My first order of business was to deliver some books to Laura at Textiles a Mano. (Who’s a good little CSR?) Then I started my first scouting circuit around the vendor barn. I kept running into people I know, not surprisingly. First I saw Terri Lynn of Larkspur Studio, then I ran into a very good old friend I hadn’t been in touch with for a while. (She’s not a fiber person, but she was there with a friend who is, which makes it even odder and more serendipitous. And I guess I’ll have to call her Not-Fiber-Jean, as my knitting friend Jean–hereafter known as Fiber-Jean–has the same last initial and both of them are redheads.) And then I saw Laura and Connie from work and inapproprately hugged them both, but they said they didn’t mind. This is Connie and me–Laura took the photo. It reminds me that there’s a reason I don’t wear crew-neck t-shirts very often, but it was the first time I’d worn my white Ravelry t-shirt–the one with “where my stitches at?” on the front.
That was during my first scout through the Plain and Fancy booth, and that place always makes me a little high. Such beautiful colors, such soft yarn! Oddly enough, with my love of strong colors, everything I bought before lunch was natural-color wool. The very first thing was a sample pack of Navajo Churro wool, very suitable for a beginning spinner. Churro has a long staple and isn’t too slippery, so it’s really good for learning to spin.

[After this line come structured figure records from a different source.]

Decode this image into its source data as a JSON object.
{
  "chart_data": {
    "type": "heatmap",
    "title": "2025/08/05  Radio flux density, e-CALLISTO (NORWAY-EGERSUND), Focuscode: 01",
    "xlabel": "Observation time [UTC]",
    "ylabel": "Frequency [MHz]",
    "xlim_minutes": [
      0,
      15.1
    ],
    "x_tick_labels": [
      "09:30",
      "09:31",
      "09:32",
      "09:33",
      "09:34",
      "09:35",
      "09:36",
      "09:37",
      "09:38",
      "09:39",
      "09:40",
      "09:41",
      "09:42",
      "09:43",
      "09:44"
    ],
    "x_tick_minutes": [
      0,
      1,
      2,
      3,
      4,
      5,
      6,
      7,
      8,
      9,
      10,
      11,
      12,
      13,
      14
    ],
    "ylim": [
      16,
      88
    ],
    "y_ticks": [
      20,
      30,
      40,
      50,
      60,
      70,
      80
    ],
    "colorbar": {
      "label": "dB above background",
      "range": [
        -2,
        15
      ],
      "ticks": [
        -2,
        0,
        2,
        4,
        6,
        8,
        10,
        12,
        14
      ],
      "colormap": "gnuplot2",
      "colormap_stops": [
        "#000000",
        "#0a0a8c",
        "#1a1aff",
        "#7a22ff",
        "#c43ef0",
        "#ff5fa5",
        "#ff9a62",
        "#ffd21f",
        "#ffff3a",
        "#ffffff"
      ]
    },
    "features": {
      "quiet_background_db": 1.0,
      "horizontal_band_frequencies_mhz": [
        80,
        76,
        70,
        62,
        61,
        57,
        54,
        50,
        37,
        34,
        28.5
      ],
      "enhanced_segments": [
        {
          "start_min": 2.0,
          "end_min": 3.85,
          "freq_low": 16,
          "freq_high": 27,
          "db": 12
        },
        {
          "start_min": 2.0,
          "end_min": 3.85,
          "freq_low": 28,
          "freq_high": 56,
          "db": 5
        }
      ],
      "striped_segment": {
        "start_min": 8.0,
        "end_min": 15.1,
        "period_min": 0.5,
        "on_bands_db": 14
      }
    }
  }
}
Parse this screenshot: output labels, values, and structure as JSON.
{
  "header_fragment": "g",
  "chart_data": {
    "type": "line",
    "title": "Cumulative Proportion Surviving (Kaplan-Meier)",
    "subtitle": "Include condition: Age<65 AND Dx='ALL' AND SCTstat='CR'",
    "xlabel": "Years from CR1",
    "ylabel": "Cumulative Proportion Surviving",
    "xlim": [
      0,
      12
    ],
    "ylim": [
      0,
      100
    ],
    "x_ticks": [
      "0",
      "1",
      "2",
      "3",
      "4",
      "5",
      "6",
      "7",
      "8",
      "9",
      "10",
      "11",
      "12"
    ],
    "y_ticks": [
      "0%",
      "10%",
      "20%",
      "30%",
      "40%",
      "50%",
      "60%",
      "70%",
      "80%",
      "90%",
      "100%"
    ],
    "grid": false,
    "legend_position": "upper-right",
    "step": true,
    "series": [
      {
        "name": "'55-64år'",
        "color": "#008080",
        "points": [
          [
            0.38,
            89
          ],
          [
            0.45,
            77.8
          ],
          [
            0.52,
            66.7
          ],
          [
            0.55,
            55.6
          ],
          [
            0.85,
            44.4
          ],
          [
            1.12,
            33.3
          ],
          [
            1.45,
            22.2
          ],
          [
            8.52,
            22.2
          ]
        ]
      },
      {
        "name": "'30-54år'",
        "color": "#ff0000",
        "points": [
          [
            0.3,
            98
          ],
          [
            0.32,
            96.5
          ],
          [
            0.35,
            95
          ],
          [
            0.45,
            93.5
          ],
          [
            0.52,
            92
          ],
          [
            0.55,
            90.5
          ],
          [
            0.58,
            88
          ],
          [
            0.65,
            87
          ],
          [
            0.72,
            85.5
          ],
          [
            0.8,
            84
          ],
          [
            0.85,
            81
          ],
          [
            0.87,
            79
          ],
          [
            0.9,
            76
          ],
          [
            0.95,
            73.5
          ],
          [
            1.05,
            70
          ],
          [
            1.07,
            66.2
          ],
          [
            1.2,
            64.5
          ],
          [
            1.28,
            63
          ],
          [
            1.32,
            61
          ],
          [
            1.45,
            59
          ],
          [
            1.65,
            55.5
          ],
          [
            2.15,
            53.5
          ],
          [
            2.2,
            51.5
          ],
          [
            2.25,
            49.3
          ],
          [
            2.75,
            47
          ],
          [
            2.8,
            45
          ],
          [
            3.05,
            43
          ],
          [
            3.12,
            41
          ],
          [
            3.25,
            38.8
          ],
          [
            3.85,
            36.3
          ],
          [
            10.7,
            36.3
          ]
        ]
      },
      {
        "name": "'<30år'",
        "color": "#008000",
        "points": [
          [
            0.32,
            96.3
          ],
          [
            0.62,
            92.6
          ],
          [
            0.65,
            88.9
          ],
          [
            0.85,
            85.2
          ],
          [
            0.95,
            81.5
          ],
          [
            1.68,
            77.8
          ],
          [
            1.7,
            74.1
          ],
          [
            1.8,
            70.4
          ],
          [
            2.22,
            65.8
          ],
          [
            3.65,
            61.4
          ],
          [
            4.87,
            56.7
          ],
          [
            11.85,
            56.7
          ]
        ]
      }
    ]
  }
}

It’s also a bit rough, not used for next-to-the-skin items like scarves. It felts well, and is used a lot in weaving. I don’t know yet what I’ll make with it–I’m just hoping not a mess. Aren’t these great colors? Black and two shades of beige …
I got this from Woolly Designs, run by Tracy and Jean Eichheim from Crawford, Colorado. Jean and Tracy were both there at the booth, and they gave me a lot of really excellent advice on hand-spindle spinning. I also got my hand spindle from them, after I’d gotten some encouragement from Ana Carranza of Entrelac Stitch Markers, who let me play with her hand spindle at Wool Market last year and is therefore the earliest known source of my new addiction. Tracy makes beautiful hand spindles, and I really love buying handcrafted items from the crafters themselves! Here’s the spindle I bought:
I’ve had just a little bit of time to play with it, and it’s beautifully balanced. I don’t have the question in my mind anymore whether any problems I am having are due to me or the spindle–it’s pretty much all me, all the time at this point. Tracy even bends the hook just slightly, so the yarn is at the absolute center of the whorl–if the hook were straight, the yarn would be very slightly off-center. Is that not an elegant thing? And even his most detailed, fanciest spindles are cut by hand on a scroll saw, not using a laser or a computer program. Even the Dragons! Which are my new objects of lustful fiber desire. Haven’t you always wanted a dragon spindle?
Three ounces of Churro will last me for a while, but I’ll eventually use it up. While Shuttles, Spindles and Skeins has a very nice selection of rovings (and everything else), I decided to get a little more to feed my new spindle. At the Mañanica Farm booth, I bought an ounce of roving from Teeswater/Cotswold crossbreeds.
That’s going to be fun to spin, I think.
The last thing I bought before lunch was this:
Pure Colorado Cormo wool from Elsa Sheep and Wool Company. It’s 700 yards of laceweight woolen-spun, which cost all of $17.00. Such a deal! I might actually make a small shawl with this. It’s lightlightlight and just lovely. I suppose the grey is pale enough for dyeing, but I love it the way it is.
And you know what? It’s already Friday, and I’ve been working on this post in bits and pieces since last Sunday. So I’ll tell you about what happened after lunch later, and get this thing up where you can see it. Knitblog!